Merci à Chroniques de la rentrée littéraire et aux éditions Le Cherche Midi pour m'avoir fait découvrir ce livre.
Extrait : (page 19)
Antécédents
Lorsque je l'ai rencontré, Eldon Fochs était un comptable de trente-huit ans, exerçant également la fonction de doyen laïc au sein de la Corporation du Sang de l'Agneau (les Sanguistes), secte religieuse fortement conservatrice. Il était rasé de près, de teint pâle, habillé convenablement d'un costume sombre solide, d'une chemise blanche et d'une cravate classique, selon le code vestimentaire adopté par les chefs ecclésiastiques. Lors de nos entretiens, il n'a jamais fait d'entorse à ce style vestimentaire. C'était un homme corpulent, à la voix douce, légèrement embarrasssé par son corps mais jouissant cependant d'une certaine décontraction dans son comportement. Il commençait une thérapie à la demande de son épouse, qui s'inquiétait de modifications récentes dans ses habitudes de sommeil, modifications qui comprenaient le fait de « parler dans son sommeil avec la voix de quelqu'un d'autre », des accès de somnambulisme, et de brefs épisodes violents à l'encontre de sa femme lorsqu'elle le réveillait (épisodes dont il n'avait pas le souvenir). Fochs estimait que sa femme exagérait, mais il avait néanmoins choisi de venir me trouver pour deux raisons : premièrement, pour apaiser son épouse, deuxièmement, parce qu'au cours de l'année passée il avait eu « des pensées et rêves perturbants » dont il « voulait se libérer ».

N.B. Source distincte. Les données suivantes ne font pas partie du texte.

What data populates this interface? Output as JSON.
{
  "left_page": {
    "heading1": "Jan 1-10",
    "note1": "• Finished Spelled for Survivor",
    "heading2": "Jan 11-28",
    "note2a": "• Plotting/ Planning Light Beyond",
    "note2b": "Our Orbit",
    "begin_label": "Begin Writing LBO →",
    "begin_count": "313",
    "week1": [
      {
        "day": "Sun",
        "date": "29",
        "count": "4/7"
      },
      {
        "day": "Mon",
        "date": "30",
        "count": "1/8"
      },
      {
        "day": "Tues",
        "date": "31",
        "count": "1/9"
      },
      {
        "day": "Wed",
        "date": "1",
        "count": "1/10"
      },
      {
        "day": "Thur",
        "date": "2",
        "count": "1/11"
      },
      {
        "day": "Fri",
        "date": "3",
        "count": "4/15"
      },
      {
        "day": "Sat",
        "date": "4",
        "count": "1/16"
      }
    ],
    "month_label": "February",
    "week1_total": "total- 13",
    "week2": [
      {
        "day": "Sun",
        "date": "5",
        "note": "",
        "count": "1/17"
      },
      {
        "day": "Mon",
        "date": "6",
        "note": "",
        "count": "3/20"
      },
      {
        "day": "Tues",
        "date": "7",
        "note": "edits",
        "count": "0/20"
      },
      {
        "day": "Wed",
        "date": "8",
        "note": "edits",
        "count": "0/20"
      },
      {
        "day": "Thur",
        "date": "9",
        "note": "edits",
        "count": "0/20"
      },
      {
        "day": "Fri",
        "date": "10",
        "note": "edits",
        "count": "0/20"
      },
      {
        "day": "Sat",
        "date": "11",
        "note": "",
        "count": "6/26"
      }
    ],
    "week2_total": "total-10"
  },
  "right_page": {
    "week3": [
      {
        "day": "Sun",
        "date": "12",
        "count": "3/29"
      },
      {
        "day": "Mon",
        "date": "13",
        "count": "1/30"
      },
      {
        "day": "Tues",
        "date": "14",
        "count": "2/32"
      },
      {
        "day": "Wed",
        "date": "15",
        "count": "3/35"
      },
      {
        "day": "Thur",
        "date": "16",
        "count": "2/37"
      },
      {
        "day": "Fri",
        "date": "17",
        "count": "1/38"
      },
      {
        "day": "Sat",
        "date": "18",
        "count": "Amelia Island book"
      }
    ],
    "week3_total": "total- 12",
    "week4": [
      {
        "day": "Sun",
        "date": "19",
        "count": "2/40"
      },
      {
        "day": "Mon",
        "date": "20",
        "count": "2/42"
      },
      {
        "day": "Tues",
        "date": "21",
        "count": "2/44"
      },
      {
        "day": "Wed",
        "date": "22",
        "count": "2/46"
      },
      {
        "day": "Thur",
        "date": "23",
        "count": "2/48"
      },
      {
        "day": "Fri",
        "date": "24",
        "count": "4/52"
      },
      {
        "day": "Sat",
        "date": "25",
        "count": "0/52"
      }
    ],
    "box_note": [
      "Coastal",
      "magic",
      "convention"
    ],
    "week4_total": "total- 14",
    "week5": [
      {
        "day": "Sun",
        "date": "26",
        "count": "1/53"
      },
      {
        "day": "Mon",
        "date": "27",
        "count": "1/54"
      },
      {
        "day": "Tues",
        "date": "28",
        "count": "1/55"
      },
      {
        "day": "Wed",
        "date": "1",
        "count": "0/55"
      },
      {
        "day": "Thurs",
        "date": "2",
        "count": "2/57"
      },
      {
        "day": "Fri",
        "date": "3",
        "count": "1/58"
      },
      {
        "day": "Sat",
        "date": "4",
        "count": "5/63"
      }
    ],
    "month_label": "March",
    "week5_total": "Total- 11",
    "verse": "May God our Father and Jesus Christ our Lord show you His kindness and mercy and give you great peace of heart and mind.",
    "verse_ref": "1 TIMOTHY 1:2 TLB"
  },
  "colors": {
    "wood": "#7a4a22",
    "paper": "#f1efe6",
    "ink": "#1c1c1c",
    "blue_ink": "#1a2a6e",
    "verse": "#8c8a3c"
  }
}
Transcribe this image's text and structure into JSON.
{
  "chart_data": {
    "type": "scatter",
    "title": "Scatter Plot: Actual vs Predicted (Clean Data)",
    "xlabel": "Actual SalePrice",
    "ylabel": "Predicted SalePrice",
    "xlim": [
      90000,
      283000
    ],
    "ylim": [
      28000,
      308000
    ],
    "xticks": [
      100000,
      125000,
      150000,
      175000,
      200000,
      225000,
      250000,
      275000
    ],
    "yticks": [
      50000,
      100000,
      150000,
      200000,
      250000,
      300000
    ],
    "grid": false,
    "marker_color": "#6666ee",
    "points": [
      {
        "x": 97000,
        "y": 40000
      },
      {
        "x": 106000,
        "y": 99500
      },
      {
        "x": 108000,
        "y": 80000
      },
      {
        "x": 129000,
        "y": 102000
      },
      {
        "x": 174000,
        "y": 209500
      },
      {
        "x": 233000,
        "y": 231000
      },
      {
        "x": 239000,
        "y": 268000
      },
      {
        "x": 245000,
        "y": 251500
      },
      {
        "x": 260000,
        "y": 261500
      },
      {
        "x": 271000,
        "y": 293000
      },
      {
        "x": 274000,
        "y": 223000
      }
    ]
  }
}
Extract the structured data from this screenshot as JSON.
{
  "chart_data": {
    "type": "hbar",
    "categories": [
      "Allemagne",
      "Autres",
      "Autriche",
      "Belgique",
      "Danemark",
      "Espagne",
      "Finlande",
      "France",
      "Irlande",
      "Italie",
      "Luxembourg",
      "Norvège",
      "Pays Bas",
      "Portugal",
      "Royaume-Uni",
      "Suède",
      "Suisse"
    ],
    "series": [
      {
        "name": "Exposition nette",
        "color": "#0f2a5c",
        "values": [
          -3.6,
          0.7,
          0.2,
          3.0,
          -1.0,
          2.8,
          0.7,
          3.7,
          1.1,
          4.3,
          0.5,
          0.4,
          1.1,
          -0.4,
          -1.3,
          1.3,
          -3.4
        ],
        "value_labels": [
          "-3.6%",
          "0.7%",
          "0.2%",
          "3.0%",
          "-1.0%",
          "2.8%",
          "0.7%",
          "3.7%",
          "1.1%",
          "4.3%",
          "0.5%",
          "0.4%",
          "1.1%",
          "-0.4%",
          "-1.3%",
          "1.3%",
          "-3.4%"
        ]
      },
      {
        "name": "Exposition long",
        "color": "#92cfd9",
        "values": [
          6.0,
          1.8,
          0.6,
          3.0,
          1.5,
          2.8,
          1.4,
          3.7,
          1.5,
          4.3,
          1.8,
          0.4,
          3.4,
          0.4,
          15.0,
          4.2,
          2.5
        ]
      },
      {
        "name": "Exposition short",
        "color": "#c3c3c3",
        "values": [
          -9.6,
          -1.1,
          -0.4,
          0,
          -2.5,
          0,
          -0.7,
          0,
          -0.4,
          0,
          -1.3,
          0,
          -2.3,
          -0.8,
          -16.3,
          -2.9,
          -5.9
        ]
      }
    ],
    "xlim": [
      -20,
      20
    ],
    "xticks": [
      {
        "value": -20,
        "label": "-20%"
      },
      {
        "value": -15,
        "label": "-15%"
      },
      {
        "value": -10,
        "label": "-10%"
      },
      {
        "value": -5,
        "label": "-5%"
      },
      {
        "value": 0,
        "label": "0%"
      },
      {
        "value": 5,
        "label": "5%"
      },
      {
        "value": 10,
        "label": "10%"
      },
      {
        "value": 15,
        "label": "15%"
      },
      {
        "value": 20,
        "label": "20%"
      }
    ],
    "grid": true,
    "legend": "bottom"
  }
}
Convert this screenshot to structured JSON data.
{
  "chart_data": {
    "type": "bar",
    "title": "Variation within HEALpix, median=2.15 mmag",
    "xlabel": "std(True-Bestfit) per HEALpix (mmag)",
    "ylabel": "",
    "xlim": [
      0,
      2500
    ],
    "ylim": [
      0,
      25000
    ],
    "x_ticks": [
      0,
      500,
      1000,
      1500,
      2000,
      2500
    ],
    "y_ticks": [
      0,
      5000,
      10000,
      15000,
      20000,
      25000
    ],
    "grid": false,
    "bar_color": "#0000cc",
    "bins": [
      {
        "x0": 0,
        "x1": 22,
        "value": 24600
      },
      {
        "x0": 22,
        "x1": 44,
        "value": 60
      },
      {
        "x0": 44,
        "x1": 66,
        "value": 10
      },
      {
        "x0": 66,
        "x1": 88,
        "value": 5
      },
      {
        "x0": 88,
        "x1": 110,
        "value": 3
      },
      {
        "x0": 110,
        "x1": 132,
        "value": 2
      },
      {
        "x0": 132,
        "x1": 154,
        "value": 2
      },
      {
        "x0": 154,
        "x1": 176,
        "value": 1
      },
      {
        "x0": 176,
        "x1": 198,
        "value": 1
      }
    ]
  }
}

Lors de notre premier entretien, Fochs a précisé qu'il préférait être appelé « frère Fochs », « doyen Fochs » ou simplement « Fochs » plutôt que par son prénom, Eldon. Il a rechigné tout d'abord à évoquer son histoire familiale. Les pensées et rêves perturbants n'avaient, selon lui, « rien à voir avec le passé », puisqu'ils n'avaient débuté qu'un an plus tôt. En insistant, toutefois, j'ai découvert qu'il était l'aîné de deux enfants, le plus jeune étant mort à la naissance. Il a été « élevé dans la foi » au sein d'une famille sanguiste de la classe moyenne, dans un quartier à dominante sanguiste. L'enterrement de son frère, présidé par son père, un doyen de l'Église, compte parmi ses premiers souvenirs. Il se rappelle également sa mère l'aidant à apprendre à lire dans l'organe officiel des enfants sanguistes, Viens à moi, lorsqu'il avait cinq ans, et l'absence fréquente de son père dans sa jeunesse à cause de ses responsabilités au sein de l'Église.